Software Patents Insanity; Patent Compensation Six Times Your Market Value
- Dr. Roy Schestowitz
- 2008-02-03 03:05:38 UTC
- Modified: 2008-02-03 03:05:38 UTC
The USPTO in its current state appears to be on the verge of collapse if
the following news is anything to go by.
Rambus Inc., the designer of chips for Sony Corp.'s PlayStation video-game console, might collect royalties of as much as $10 billion, six times its market value, by winning a seven-year fight with Hynix Semiconductor Inc.
You can probably see what is happening here. Just the other day, Nokia got sued
for many billions as well. There is a
track record of abuse there. In Nokia's case, the blow might be 10 times worse than
Alcatel-Lucent (versus Microsoft) case, which had people question the validity of the whole system. Here is another
disturbing patent find from Slashdot:
The US Court of Appeals for the Federal Circuit upheld a ruling by a lower court that Dish Network DVRs infringe upon TiVO's patent on a 'multimedia time warping system'. According to some analysts, this could not only make Dish liable for damages, it could force them to shut down their DVR service, harming their customers.

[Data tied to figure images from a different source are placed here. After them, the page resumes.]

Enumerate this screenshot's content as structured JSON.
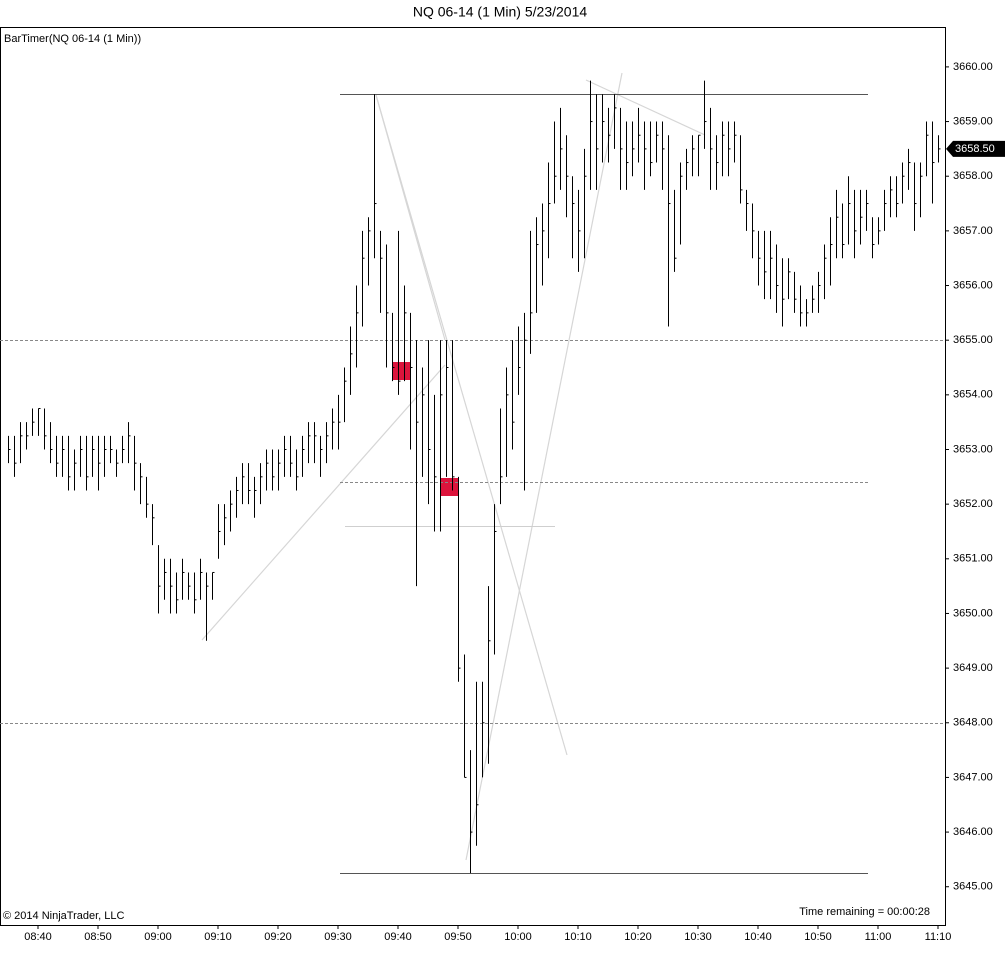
{
  "chart_data": {
    "type": "ohlc",
    "title": "NQ 06-14 (1 Min)  5/23/2014",
    "indicator": "BarTimer(NQ 06-14 (1 Min))",
    "copyright": "© 2014 NinjaTrader, LLC",
    "time_remaining": "Time remaining = 00:00:28",
    "color": "#000000",
    "ylim": [
      3644.3,
      3660.73
    ],
    "yticks": [
      {
        "value": 3645,
        "label": "3645.00"
      },
      {
        "value": 3646,
        "label": "3646.00"
      },
      {
        "value": 3647,
        "label": "3647.00"
      },
      {
        "value": 3648,
        "label": "3648.00"
      },
      {
        "value": 3649,
        "label": "3649.00"
      },
      {
        "value": 3650,
        "label": "3650.00"
      },
      {
        "value": 3651,
        "label": "3651.00"
      },
      {
        "value": 3652,
        "label": "3652.00"
      },
      {
        "value": 3653,
        "label": "3653.00"
      },
      {
        "value": 3654,
        "label": "3654.00"
      },
      {
        "value": 3655,
        "label": "3655.00"
      },
      {
        "value": 3656,
        "label": "3656.00"
      },
      {
        "value": 3657,
        "label": "3657.00"
      },
      {
        "value": 3658,
        "label": "3658.00"
      },
      {
        "value": 3659,
        "label": "3659.00"
      },
      {
        "value": 3660,
        "label": "3660.00"
      }
    ],
    "last_price": {
      "value": 3658.5,
      "label": "3658.50"
    },
    "categories": [
      null,
      null,
      null,
      null,
      null,
      "08:40",
      null,
      null,
      null,
      null,
      null,
      null,
      null,
      null,
      null,
      "08:50",
      null,
      null,
      null,
      null,
      null,
      null,
      null,
      null,
      null,
      "09:00",
      null,
      null,
      null,
      null,
      null,
      null,
      null,
      null,
      null,
      "09:10",
      null,
      null,
      null,
      null,
      null,
      null,
      null,
      null,
      null,
      "09:20",
      null,
      null,
      null,
      null,
      null,
      null,
      null,
      null,
      null,
      "09:30",
      null,
      null,
      null,
      null,
      null,
      null,
      null,
      null,
      null,
      "09:40",
      null,
      null,
      null,
      null,
      null,
      null,
      null,
      null,
      null,
      "09:50",
      null,
      null,
      null,
      null,
      null,
      null,
      null,
      null,
      null,
      "10:00",
      null,
      null,
      null,
      null,
      null,
      null,
      null,
      null,
      null,
      "10:10",
      null,
      null,
      null,
      null,
      null,
      null,
      null,
      null,
      null,
      "10:20",
      null,
      null,
      null,
      null,
      null,
      null,
      null,
      null,
      null,
      "10:30",
      null,
      null,
      null,
      null,
      null,
      null,
      null,
      null,
      null,
      "10:40",
      null,
      null,
      null,
      null,
      null,
      null,
      null,
      null,
      null,
      "10:50",
      null,
      null,
      null,
      null,
      null,
      null,
      null,
      null,
      null,
      "11:00",
      null,
      null,
      null,
      null,
      null,
      null,
      null,
      null,
      null,
      "11:10"
    ],
    "high": [
      3653.25,
      3653.25,
      3653.5,
      3653.5,
      3653.75,
      3653.75,
      3653.75,
      3653.5,
      3653.25,
      3653.25,
      3653.25,
      3653,
      3653.25,
      3653.25,
      3653.25,
      3653.25,
      3653.25,
      3653.25,
      3653,
      3653.25,
      3653.5,
      3653.25,
      3652.75,
      3652.5,
      3652,
      3651.25,
      3651,
      3651,
      3650.75,
      3651,
      3650.75,
      3650.75,
      3651,
      3650.75,
      3650.75,
      3652,
      3652,
      3652.25,
      3652.5,
      3652.75,
      3652.75,
      3652.5,
      3652.75,
      3653,
      3653,
      3653,
      3653.25,
      3653.25,
      3653,
      3653.25,
      3653.5,
      3653.5,
      3653.25,
      3653.5,
      3653.75,
      3654,
      3654.5,
      3655.25,
      3656,
      3657,
      3657.25,
      3659.5,
      3657,
      3656.75,
      3655.5,
      3657,
      3656,
      3655.5,
      3655,
      3654.5,
      3655,
      3654,
      3655,
      3655,
      3655,
      3652.5,
      3649.25,
      3647.5,
      3648.75,
      3648.75,
      3650.5,
      3652,
      3653.75,
      3654.5,
      3655,
      3655.25,
      3655.5,
      3657,
      3657.25,
      3657.5,
      3658.25,
      3659,
      3659.25,
      3658.75,
      3658,
      3657.75,
      3658.5,
      3659.75,
      3659.5,
      3659.5,
      3659.25,
      3659.5,
      3659.25,
      3659,
      3659,
      3659.25,
      3659,
      3659,
      3659,
      3659,
      3658.75,
      3657.75,
      3658.25,
      3658.5,
      3658.75,
      3658.75,
      3659.75,
      3659.25,
      3658.75,
      3659,
      3659,
      3659,
      3658.75,
      3657.75,
      3657.5,
      3657,
      3657,
      3657,
      3656.75,
      3656.5,
      3656.5,
      3656.25,
      3656,
      3655.75,
      3656,
      3656.25,
      3656.75,
      3657.25,
      3657.75,
      3657.5,
      3658,
      3657.75,
      3657.75,
      3657.75,
      3657.25,
      3657.25,
      3657.75,
      3658,
      3658,
      3658.25,
      3658.5,
      3658.25,
      3658.25,
      3659,
      3659,
      3658.75
    ],
    "low": [
      3652.75,
      3652.5,
      3652.75,
      3653,
      3653.25,
      3653.25,
      3653,
      3652.75,
      3652.5,
      3652.5,
      3652.25,
      3652.25,
      3652.5,
      3652.25,
      3652.5,
      3652.25,
      3652.5,
      3652.75,
      3652.5,
      3652.75,
      3652.75,
      3652.25,
      3652,
      3651.75,
      3651.25,
      3650,
      3650.25,
      3650,
      3650,
      3650.25,
      3650.25,
      3650,
      3650.25,
      3649.5,
      3650.25,
      3651,
      3651.25,
      3651.5,
      3651.75,
      3652,
      3652,
      3651.75,
      3652,
      3652.25,
      3652.25,
      3652.25,
      3652.5,
      3652.5,
      3652.25,
      3652.5,
      3652.75,
      3652.75,
      3652.5,
      3652.75,
      3653,
      3653,
      3653.5,
      3654,
      3654.5,
      3655.25,
      3656,
      3656.5,
      3655.5,
      3654.5,
      3654.25,
      3654,
      3654.25,
      3653,
      3650.5,
      3652.5,
      3652,
      3651.5,
      3651.5,
      3652.5,
      3652.25,
      3648.75,
      3647,
      3645.25,
      3645.75,
      3647,
      3647.25,
      3649.25,
      3652,
      3652.5,
      3653,
      3654,
      3652.25,
      3654.75,
      3655.5,
      3656,
      3656.5,
      3657.5,
      3657.75,
      3657.25,
      3656.5,
      3656.25,
      3656.5,
      3657.75,
      3657.75,
      3658.25,
      3658.25,
      3658.5,
      3657.75,
      3657.75,
      3658,
      3658.25,
      3657.75,
      3658,
      3658.25,
      3657.75,
      3655.25,
      3656.25,
      3656.75,
      3657.75,
      3658,
      3658,
      3658.5,
      3657.75,
      3657.75,
      3658,
      3658,
      3658.25,
      3657.5,
      3657,
      3656.5,
      3656,
      3655.75,
      3655.75,
      3655.5,
      3655.25,
      3655.75,
      3655.5,
      3655.25,
      3655.25,
      3655.5,
      3655.5,
      3655.75,
      3656,
      3656.5,
      3656.5,
      3656.75,
      3656.5,
      3656.75,
      3657,
      3656.5,
      3656.75,
      3657,
      3657.25,
      3657.25,
      3657.5,
      3657.75,
      3657,
      3657.25,
      3658,
      3657.5,
      3658.25
    ],
    "close": [
      3653,
      3652.75,
      3653.25,
      3653.25,
      3653.5,
      3653.75,
      3653.25,
      3653,
      3652.75,
      3653,
      3652.5,
      3652.75,
      3653,
      3652.5,
      3653,
      3652.75,
      3653,
      3653,
      3652.75,
      3653,
      3653.25,
      3652.75,
      3652.5,
      3652,
      3651.75,
      3650.5,
      3650.75,
      3650.5,
      3650.25,
      3650.75,
      3650.5,
      3650.25,
      3650.75,
      3650.5,
      3650.75,
      3651.5,
      3651.75,
      3652,
      3652.25,
      3652.5,
      3652.25,
      3652.25,
      3652.5,
      3652.75,
      3652.5,
      3652.75,
      3653,
      3652.75,
      3652.5,
      3653,
      3653.25,
      3653.25,
      3653,
      3653.25,
      3653.5,
      3653.5,
      3654.25,
      3654.75,
      3655.5,
      3656.5,
      3657,
      3657.5,
      3656.5,
      3655.5,
      3654.5,
      3654.25,
      3655.5,
      3654.5,
      3653.5,
      3654,
      3653,
      3652.5,
      3654,
      3654.5,
      3652.5,
      3649,
      3647,
      3646,
      3646.5,
      3648,
      3649.5,
      3651.5,
      3652.5,
      3654,
      3653.5,
      3654.5,
      3655,
      3655.5,
      3656.75,
      3657,
      3657.5,
      3658,
      3658.5,
      3658,
      3657.5,
      3657,
      3658,
      3659,
      3658.5,
      3659,
      3658.75,
      3659.25,
      3658.5,
      3658.25,
      3658.5,
      3658.75,
      3658.5,
      3658.25,
      3658.75,
      3658.5,
      3657.5,
      3656.5,
      3658,
      3658.25,
      3658.5,
      3658.75,
      3659,
      3658.5,
      3658.25,
      3658.75,
      3658.5,
      3658.75,
      3657.75,
      3657.5,
      3657,
      3656.5,
      3656.25,
      3656.5,
      3656,
      3655.75,
      3656.25,
      3655.75,
      3655.5,
      3655.5,
      3655.75,
      3656,
      3656.5,
      3656.75,
      3657.25,
      3656.75,
      3657.5,
      3657,
      3657.25,
      3657.5,
      3656.75,
      3657,
      3657.5,
      3657.75,
      3657.5,
      3658,
      3658.25,
      3657.5,
      3658,
      3658.75,
      3658.25,
      3658.5
    ],
    "levels": [
      {
        "value": 3659.5,
        "style": "solid"
      },
      {
        "value": 3645.25,
        "style": "solid"
      },
      {
        "value": 3655,
        "style": "dashed"
      },
      {
        "value": 3648,
        "style": "dashed"
      },
      {
        "value": 3652.4,
        "style": "dashed"
      },
      {
        "value": 3651.6,
        "style": "light"
      }
    ]
  }
}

Some weeks ago we wrote about computer game patents [
1,
2] and there is a
good new article about it in Free Software Magazine.
Of course, there’s probably lots of prior art on this, so it’s hard to believe this even got accepted. Until you see the actual patents, of course. I think this is meant to be covered by Konami’s US patent #6450888 dating from September 2002, although Calloway indicated US patent #6347998 from February 2002. In any case, both show what empty snow jobs patents are nowadays.
Software patents are like guns. They give a false sense of protection.